The year 2018 has been particularly intense for the European research and innovation community. Since the release of the Commission proposal establishing the next EU Framework Programme for Research and Innovation - Horizon Europe, several milestones have been reached in the legislative procedure heading to the forecasted programme launch in 2021.
After six months of discussions and consultations, on 12 December 2018 the European Parliament adopted - with an overwhelming majority - its amended text, shortly following the compromise text agreed by the Council research ministries on 30 November.
The trilogues ahead will aim at solving several controversies among the Parliament’s and Council’s positions, the major one being a programme budget increase from EUR 94.1 billion - as proposed by the Commission and backed by some Member States - to EUR 120 billion as agreed by the European Parliament. MEPs and Member State representatives will also have to agree on modalities to widen participation in the programme. Although the current discussion is mainly focused on the cleavage that sees the excellence principle as opposed to the provision of a dedicated financial support to lower income countries, additional ways to tackle the problem should be further explored in forthcoming discussions.
EUA has long addressed the issue of low participation rates in Horizon 2020 as a problem to be tackled from different angles, for instance by increasing synergies among EU-funded programmes to finance excellent but unsuccessful Horizon 2020 proposals. Simplification of the project application, implementation and auditing phases also play an important role in increasing participation in the programme. Namely, simplification measures should be designed to meet the needs of varied participants’ profiles rather than following a one-size-fits-all approach.
For instance, accepting beneficiaries’ accounting practices under Horizon Europe has the potential to make a more efficient use of project resources, reduce error rates and improve cross-reliance between national and EU audits. EUA conducted two broad consultations with its members on this topic on the occasion of the Horizon 2020 mid-term review and to investigate the effects of specific simplification measures introduced in 2017. The information gathered was enriched by the work of an expert group of university practitioners who shared practical information on accounting practices applied to the management of nationally-funded research projects. The practices are collected in a compendium, where they are also compared to current Horizon 2020 rules in an exploration of new possibilities for a better alignment of rules between the EU and the national level in Horizon Europe.

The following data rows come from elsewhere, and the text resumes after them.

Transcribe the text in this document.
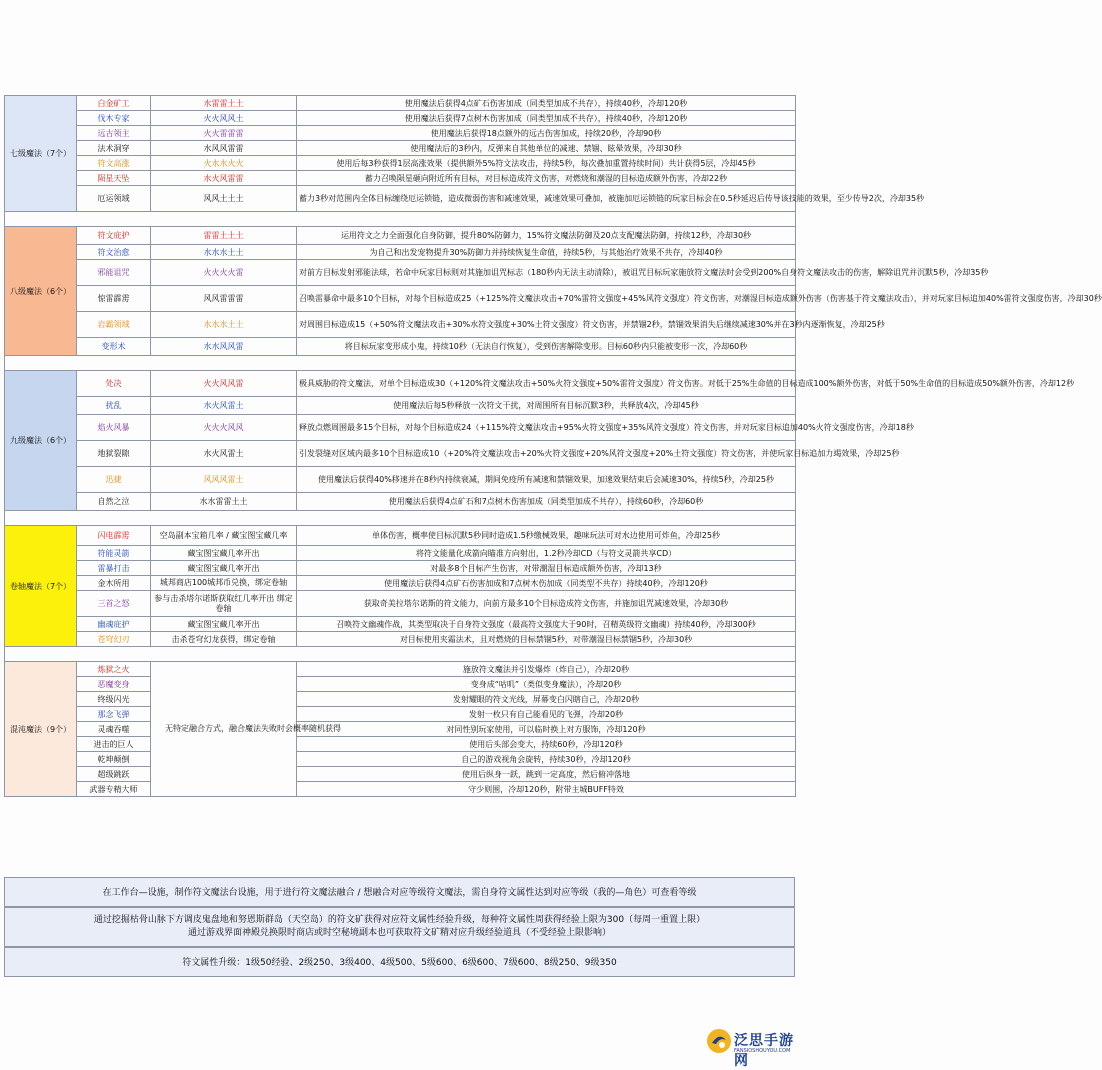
七级魔法（7个）	白金矿工	水雷雷土土	使用魔法后获得4点矿石伤害加成（同类型加成不共存），持续40秒，冷却120秒
	伐木专家	火火风风土	使用魔法后获得7点树木伤害加成（同类型加成不共存），持续40秒，冷却120秒
	远古领主	火火雷雷雷	使用魔法后获得18点额外的远古伤害加成，持续20秒，冷却90秒
	法术洞穿	水风风雷雷	使用魔法后的3秒内，反弹来自其他单位的减速、禁锢、眩晕效果，冷却30秒
	符文高涨	火水水火火	使用后每3秒获得1层高涨效果（提供额外5%符文法攻击，持续5秒，每次叠加重置持续时间）共计获得5层，冷却45秒
	陨星天坠	水火风雷雷	蓄力召唤陨星砸向附近所有目标，对目标造成符文伤害，对燃烧和潮湿的目标造成额外伤害，冷却22秒
	厄运领域	风风土土土	蓄力3秒对范围内全体目标缠绕厄运锁链，造成微弱伤害和减速效果，减速效果可叠加，被施加厄运锁链的玩家目标会在0.5秒延迟后传导该技能的效果，至少传导2次，冷却35秒

八级魔法（6个）	符文庇护	雷雷土土土	运用符文之力全面强化自身防御，提升80%防御力，15%符文魔法防御及20点支配魔法防御，持续12秒，冷却30秒
	符文治愈	水水水土土	为自己和出发宠物提升30%防御力并持续恢复生命值，持续5秒，与其他治疗效果不共存，冷却40秒
	邪能诅咒	火火火火雷	对前方目标发射邪能法球，若命中玩家目标则对其施加诅咒标志（180秒内无法主动清除），被诅咒目标玩家施放符文魔法时会受到200%自身符文魔法攻击的伤害，解除诅咒并沉默5秒，冷却35秒
	惊雷霹雳	风风雷雷雷	召唤雷暴命中最多10个目标，对每个目标造成25（+125%符文魔法攻击+70%雷符文强度+45%风符文强度）符文伤害，对潮湿目标造成额外伤害（伤害基于符文魔法攻击），并对玩家目标追加40%雷符文强度伤害，冷却30秒
	岩霸领域	水水水土土	对周围目标造成15（+50%符文魔法攻击+30%水符文强度+30%土符文强度）符文伤害，并禁锢2秒，禁锢效果消失后继续减速30%并在3秒内逐渐恢复，冷却25秒
	变形术	水水风风雷	将目标玩家变形成小鬼，持续10秒（无法自行恢复），受到伤害解除变形。目标60秒内只能被变形一次，冷却60秒

九级魔法（6个）	处决	火火风风雷	极具威胁的符文魔法，对单个目标造成30（+120%符文魔法攻击+50%火符文强度+50%雷符文强度）符文伤害。对低于25%生命值的目标造成100%额外伤害，对低于50%生命值的目标造成50%额外伤害，冷却12秒
	扰乱	水火风雷土	使用魔法后每5秒释放一次符文干扰，对周围所有目标沉默3秒，共释放4次，冷却45秒
	焰火风暴	火火火风风	释放点燃周围最多15个目标，对每个目标造成24（+115%符文魔法攻击+95%火符文强度+35%风符文强度）符文伤害，并对玩家目标追加40%火符文强度伤害，冷却18秒
	地狱裂隙	水火风雷土	引发裂缝对区域内最多10个目标造成10（+20%符文魔法攻击+20%火符文强度+20%风符文强度+20%土符文强度）符文伤害，并使玩家目标追加力竭效果，冷却25秒
	迅捷	风风风雷土	使用魔法后获得40%移速并在8秒内持续衰减，期间免疫所有减速和禁锢效果，加速效果结束后会减速30%，持续5秒，冷却25秒
	自然之泣	水水雷雷土土	使用魔法后获得4点矿石和7点树木伤害加成（同类型加成不共存），持续60秒，冷却60秒

卷轴魔法（7个）	闪电霹雳	空岛副本宝箱几率 / 藏宝图宝藏几率	单体伤害，概率使目标沉默5秒同时造成1.5秒缴械效果，趣味玩法可对水边使用可炸鱼，冷却25秒
	符能灵箭	藏宝图宝藏几率开出	将符文能量化成箭向瞄准方向射出，1.2秒冷却CD（与符文灵箭共享CD）
	雷暴打击	藏宝图宝藏几率开出	对最多8个目标产生伤害，对带潮湿目标造成额外伤害，冷却13秒
	金木所用	城邦商店100城邦币兑换，绑定卷轴	使用魔法后获得4点矿石伤害加成和7点树木伤加成（同类型不共存）持续40秒，冷却120秒
	三首之怒	参与击杀塔尔诺斯获取红几率开出 绑定卷轴	获取奇美拉塔尔诺斯的符文能力，向前方最多10个目标造成符文伤害，并施加诅咒减速效果，冷却30秒
	幽魂庇护	藏宝图宝藏几率开出	召唤符文幽魂作战，其类型取决于自身符文强度（最高符文强度大于90时，召精英级符文幽魂）持续40秒，冷却300秒
	苍穹幻刃	击杀苍穹幻龙获得，绑定卷轴	对目标使用夹霜法术，且对燃烧的目标禁锢5秒，对带潮湿目标禁锢5秒，冷却30秒

混沌魔法（9个）	炼狱之火	无特定融合方式，融合魔法失败时会概率随机获得	施放符文魔法并引发爆炸（炸自己），冷却20秒
	恶魔变身		变身成“咕叽”（类似变身魔法），冷却20秒
	终级闪光		发射耀眼的符文光线，屏幕变白闪瞎自己，冷却20秒
	那念飞弹		发射一枚只有自己能看见的飞弹，冷却20秒
	灵魂吞噬		对同性别玩家使用，可以临时换上对方服饰，冷却120秒
	进击的巨人		使用后头部会变大，持续60秒，冷却120秒
	乾坤颠倒		自己的游戏视角会旋转，持续30秒，冷却120秒
	超级跳跃		使用后纵身一跃，跳到一定高度，然后俯冲落地
	武器专精大师		守少则围，冷却120秒，附带主城BUFF特效
在工作台—设施，制作符文魔法台设施，用于进行符文魔法融合 / 想融合对应等级符文魔法，需自身符文属性达到对应等级（我的—角色）可查看等级
通过挖掘枯骨山脉下方调皮鬼盘地和努恩斯群岛（天空岛）的符文矿获得对应符文属性经验升级，每种符文属性周获得经验上限为300（每周一重置上限）
通过游戏界面神殿兑换限时商店或时空秘境副本也可获取符文矿精对应升级经验道具（不受经验上限影响）
符文属性升级：1级50经验、2级250、3级400、4级500、5级600、6级600、7级600、8级250、9级350
泛思手游网
FANSIOSHOUYOU.COM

EUA was consulted by EU institutions regarding the results of this unique work on the simplification of the Framework Programme in both the phases preceding and following the launch of the Commission proposal establishing Horizon Europe. The association was also pleased to learn that the European Court of Auditors (ECA) agreed upon and embraced several of EUA’s recommendations for a simpler Horizon Europe in the framework of its Horizon 2020 performance audit.
The ECA’s special report published in November 2018 rightly points out the need to further reduce red tape in the programme. This could be achieved by: addressing communications issues between the Commission and beneficiaries; further testing simplified cost options; improving the quality of externally conducted audits; and increasing the recognition of the Seal of Excellence to fund high-quality proposals. EUA particularly welcomed ECA’s recommendation aimed at preserving stability of Horizon 2020 rules. The recommendation combines a minimal level of adjustment of the current rules and a wider acceptance of usual cost accounting practices (notably for personnel costs) as a solution for significantly simplifying reporting rules and reducing error rates.
As more detailed rules for participation in the programme will be discussed at a later stage in the process, EU policy makers have enough room to further explore possibilities to rely increasingly on the accounting practices developed by the university sector in a number of European countries. Several examples of rules developed by national competitive research programme funders would be helpful to design a system at the EU level. Moreover, improving the alignment of funders’ practices for both accounting and auditing purposes between the national and the EU level would be a major, further step towards achieving this objective.